I think it’s worth starting by defining branding – to understand why you should really spend your time thinking about it. Perhaps it is easier to say what branding is not: it is not a logo, although it is part of branding; and it is not a product, a service or a promise. A company’s branding is a result: it is the feeling and perception generated in each person, by the brand story that is told, demonstrated and/or experienced.
A few years ago, Canon did a fantastic experiment: they hired 5 photographers to photograph the same subject. There was only one difference in the process: it told a different story, about who the subject was, to each photographer. The result was spectacularly different. When they combined the photographers and their results, it didn’t even look like they had photographed the same person.
That’s what branding is: a unique story told to people who receive it – and react to it – differently.

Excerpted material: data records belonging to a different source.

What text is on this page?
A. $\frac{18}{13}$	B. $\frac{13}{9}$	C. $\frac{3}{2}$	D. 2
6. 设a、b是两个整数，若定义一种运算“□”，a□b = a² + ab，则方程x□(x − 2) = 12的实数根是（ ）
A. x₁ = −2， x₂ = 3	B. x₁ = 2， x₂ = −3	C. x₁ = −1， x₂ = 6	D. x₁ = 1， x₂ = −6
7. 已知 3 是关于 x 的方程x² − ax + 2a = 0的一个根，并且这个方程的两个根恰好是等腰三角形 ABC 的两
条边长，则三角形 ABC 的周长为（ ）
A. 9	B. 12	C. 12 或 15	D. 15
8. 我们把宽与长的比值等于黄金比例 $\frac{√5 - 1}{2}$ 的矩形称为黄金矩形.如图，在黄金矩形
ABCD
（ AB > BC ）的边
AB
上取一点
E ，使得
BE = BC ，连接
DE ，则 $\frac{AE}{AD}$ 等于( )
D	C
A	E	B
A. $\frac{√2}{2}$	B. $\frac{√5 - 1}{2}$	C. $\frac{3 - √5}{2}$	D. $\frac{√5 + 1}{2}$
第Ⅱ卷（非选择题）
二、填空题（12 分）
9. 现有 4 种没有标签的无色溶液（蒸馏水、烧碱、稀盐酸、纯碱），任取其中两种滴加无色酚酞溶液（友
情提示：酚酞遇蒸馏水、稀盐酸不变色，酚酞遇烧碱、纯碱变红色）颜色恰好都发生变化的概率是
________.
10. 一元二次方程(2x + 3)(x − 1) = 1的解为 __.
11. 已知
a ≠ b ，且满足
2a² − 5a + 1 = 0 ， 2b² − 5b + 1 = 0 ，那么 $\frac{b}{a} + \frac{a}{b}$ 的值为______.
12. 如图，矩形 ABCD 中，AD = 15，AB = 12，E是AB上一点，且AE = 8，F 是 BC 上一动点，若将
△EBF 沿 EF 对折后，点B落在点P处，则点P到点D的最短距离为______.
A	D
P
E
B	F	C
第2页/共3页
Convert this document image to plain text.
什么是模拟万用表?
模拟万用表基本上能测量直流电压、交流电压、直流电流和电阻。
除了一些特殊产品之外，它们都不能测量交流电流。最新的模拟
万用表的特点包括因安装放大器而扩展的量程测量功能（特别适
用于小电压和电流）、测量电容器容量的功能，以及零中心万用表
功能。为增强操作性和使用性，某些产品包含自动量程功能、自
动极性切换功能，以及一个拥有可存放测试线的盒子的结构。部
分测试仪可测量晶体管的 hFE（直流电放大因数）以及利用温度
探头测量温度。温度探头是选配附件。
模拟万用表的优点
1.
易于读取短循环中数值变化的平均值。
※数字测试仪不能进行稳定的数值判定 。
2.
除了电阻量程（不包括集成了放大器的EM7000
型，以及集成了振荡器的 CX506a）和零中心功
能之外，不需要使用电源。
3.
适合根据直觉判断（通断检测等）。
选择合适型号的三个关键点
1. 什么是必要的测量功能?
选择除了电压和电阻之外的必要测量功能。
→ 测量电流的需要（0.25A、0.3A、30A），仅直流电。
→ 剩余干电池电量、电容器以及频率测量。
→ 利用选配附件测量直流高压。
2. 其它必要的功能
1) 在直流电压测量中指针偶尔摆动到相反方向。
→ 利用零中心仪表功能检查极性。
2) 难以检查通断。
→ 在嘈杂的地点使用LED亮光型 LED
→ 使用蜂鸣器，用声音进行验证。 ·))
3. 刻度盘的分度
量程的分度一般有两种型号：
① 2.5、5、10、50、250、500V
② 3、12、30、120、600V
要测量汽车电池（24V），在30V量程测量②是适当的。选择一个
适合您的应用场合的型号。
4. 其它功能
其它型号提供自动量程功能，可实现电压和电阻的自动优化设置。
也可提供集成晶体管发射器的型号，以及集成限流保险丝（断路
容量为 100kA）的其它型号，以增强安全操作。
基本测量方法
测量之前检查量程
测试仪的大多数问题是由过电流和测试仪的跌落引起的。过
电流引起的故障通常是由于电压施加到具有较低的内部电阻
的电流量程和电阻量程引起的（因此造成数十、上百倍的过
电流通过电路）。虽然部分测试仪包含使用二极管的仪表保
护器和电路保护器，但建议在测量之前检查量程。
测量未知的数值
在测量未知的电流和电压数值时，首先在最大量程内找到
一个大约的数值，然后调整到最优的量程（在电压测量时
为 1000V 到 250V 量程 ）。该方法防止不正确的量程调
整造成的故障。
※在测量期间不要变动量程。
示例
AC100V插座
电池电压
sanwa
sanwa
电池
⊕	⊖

And that is why companies materialize and document their brand – whether in visual terms, language, textures or music – in a document called, even today, “Brand Book”.
Part of my job is overseeing the development of new websites for Guestcentric clients and the numbers never cease to amaze me. Only 1 in 150 hotels has a comprehensive brand book. And only 1 in 50 hotels even has a manual for using the logo. This data – which reflects the reality in more than 50 countries – reveals the urgent need for a renewed focus on the importance of branding.
When a hotelier dreams of a new project, he instinctively starts with branding – he knows how to explain why he wants to lead that project; how you will make it unique and differentiating from the competition; and how it will dazzle and delight your guests…at this stage, the branding is present and very much alive. And that’s good!